Bai Miaomiao mencakar cakarnya untuk melepaskan diri dari perbudakan Liu Zhihua. Tangan wanita ini terlalu kuat, dan rambutnya akan ditarik jika dia tetap diam.
Liu Zhihua fokus pada Ganoderma lucidum, jadi dia meletakkan kucing yang gelisah itu di tanah, dan berkata sambil tersenyum: "Si kecil ini cukup berisik, tidak gelisah sama sekali, pergilah dan bermain sendiri."
Bai Miaomiao berjalan ke Jiaojiaosheng, dan Jiaojiao berjongkok untuk menghaluskan bulunya, lalu tersenyum dan mengeluarkan dua kue kering yang dibungkus saputangan dari tangannya.
Dia meletakkan saputangan itu di atas batu yang bersih di sampingnya, dan berbisik menghibur: "Miao Miao akan makan dan beristirahat sebentar, dan kita akan pulang setelah selesai."

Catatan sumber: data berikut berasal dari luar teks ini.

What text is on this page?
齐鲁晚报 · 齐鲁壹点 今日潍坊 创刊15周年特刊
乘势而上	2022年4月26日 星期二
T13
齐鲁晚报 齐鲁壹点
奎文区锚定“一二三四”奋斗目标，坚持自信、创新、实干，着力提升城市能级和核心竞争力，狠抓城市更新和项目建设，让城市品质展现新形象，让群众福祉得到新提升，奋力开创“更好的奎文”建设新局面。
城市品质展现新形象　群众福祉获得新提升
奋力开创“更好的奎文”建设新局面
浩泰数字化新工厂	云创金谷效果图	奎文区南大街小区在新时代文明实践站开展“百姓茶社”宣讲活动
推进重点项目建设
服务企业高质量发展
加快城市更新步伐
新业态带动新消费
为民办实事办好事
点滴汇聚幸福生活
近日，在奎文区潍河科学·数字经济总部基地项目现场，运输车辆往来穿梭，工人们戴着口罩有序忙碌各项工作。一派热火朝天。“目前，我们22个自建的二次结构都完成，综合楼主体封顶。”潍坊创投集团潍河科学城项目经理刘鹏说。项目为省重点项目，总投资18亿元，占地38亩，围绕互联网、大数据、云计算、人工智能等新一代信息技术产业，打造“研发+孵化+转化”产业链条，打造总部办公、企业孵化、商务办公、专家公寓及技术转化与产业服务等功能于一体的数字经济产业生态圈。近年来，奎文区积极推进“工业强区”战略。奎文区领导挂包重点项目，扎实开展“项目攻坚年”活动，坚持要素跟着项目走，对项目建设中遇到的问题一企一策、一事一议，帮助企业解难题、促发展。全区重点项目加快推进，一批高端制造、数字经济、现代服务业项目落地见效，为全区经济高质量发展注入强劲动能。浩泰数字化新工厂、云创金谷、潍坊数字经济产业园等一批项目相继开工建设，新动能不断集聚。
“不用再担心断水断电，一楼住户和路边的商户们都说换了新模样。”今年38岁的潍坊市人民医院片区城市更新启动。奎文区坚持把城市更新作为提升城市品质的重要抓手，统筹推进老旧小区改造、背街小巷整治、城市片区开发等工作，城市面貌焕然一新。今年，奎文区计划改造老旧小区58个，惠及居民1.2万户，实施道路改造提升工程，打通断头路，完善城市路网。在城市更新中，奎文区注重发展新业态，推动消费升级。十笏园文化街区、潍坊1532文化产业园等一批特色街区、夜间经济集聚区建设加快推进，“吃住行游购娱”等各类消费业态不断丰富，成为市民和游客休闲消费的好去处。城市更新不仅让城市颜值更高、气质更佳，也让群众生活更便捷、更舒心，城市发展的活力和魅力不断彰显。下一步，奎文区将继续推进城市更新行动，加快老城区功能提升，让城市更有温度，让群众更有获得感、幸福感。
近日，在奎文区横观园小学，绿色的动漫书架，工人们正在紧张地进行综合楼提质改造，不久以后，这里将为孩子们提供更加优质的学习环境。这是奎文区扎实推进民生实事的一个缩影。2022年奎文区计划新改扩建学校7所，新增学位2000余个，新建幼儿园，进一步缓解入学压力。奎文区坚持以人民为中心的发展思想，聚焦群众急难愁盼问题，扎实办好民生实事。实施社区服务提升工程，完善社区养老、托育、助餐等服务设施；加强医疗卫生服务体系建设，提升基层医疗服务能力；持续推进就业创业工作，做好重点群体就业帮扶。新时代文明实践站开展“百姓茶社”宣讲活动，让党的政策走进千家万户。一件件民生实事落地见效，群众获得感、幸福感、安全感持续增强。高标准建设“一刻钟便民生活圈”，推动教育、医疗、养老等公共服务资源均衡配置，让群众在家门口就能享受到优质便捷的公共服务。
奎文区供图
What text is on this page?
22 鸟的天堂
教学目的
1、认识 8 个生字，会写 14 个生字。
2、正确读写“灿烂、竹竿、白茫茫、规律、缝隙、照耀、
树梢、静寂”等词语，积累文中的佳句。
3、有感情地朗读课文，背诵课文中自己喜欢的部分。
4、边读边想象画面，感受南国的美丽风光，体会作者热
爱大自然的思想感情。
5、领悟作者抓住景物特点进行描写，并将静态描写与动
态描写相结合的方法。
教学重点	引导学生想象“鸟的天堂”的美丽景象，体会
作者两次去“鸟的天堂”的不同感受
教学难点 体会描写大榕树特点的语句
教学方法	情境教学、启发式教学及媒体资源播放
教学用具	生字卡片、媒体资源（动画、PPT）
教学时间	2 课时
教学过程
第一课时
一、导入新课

"Baiklah, Jiaojiao, ayo kita pergi dan sibuk, Benmiao menunggu di sini."
Bai Miaomiao juga sangat kooperatif, berbaring langsung di atas batu, menjilati kue dengan lidahnya.
Di sini, Liu Zhihua dan kepala rumah dengan hati-hati mengisi keranjang dengan Ganoderma lucidum, dan keduanya tampak bahagia.
Jiaojiao melihat sudut mulutnya yang terbalik, melihat orang tuanya begitu bahagia, dia juga puas dan bahagia.
"Sial, yang biasa bisa dijual seharga lima ratus tael, dan yang ungu langka bisa dijual dengan harga yang lebih baik. Aku akan pergi ke apotek besok sore untuk mencari tahu berapa harganya." Wang Zhuangzhi bergumam kepada istrinya dengan suara rendah.
Sebelum Liu Zhihua dapat berbicara, Jiaojiao, yang sedang berjalan, mendengarnya, membungkuk ke arah ayahnya dan berkata, "Ayah, harga yang dikutip oleh pemilik toko apotek di luar tidak benar, dan mereka selalu suka menipu orang saat berbisnis, mengapa kita tidak pergi ke toko yang terakhir kali?" Saudara Ji, tanyakan."
Wang Zhuangzhi mendengarnya, dan tiba-tiba teringat bahwa Tuan Ji yang membeli bahan obat terakhir kali.
Putranya masih sangat muda, dia sepertinya seorang dokter, dan harga jual beli bahan obat dengannya cukup adil, jadi lebih baik bertanya kepadanya tentang kebenaran daripada menanyakannya.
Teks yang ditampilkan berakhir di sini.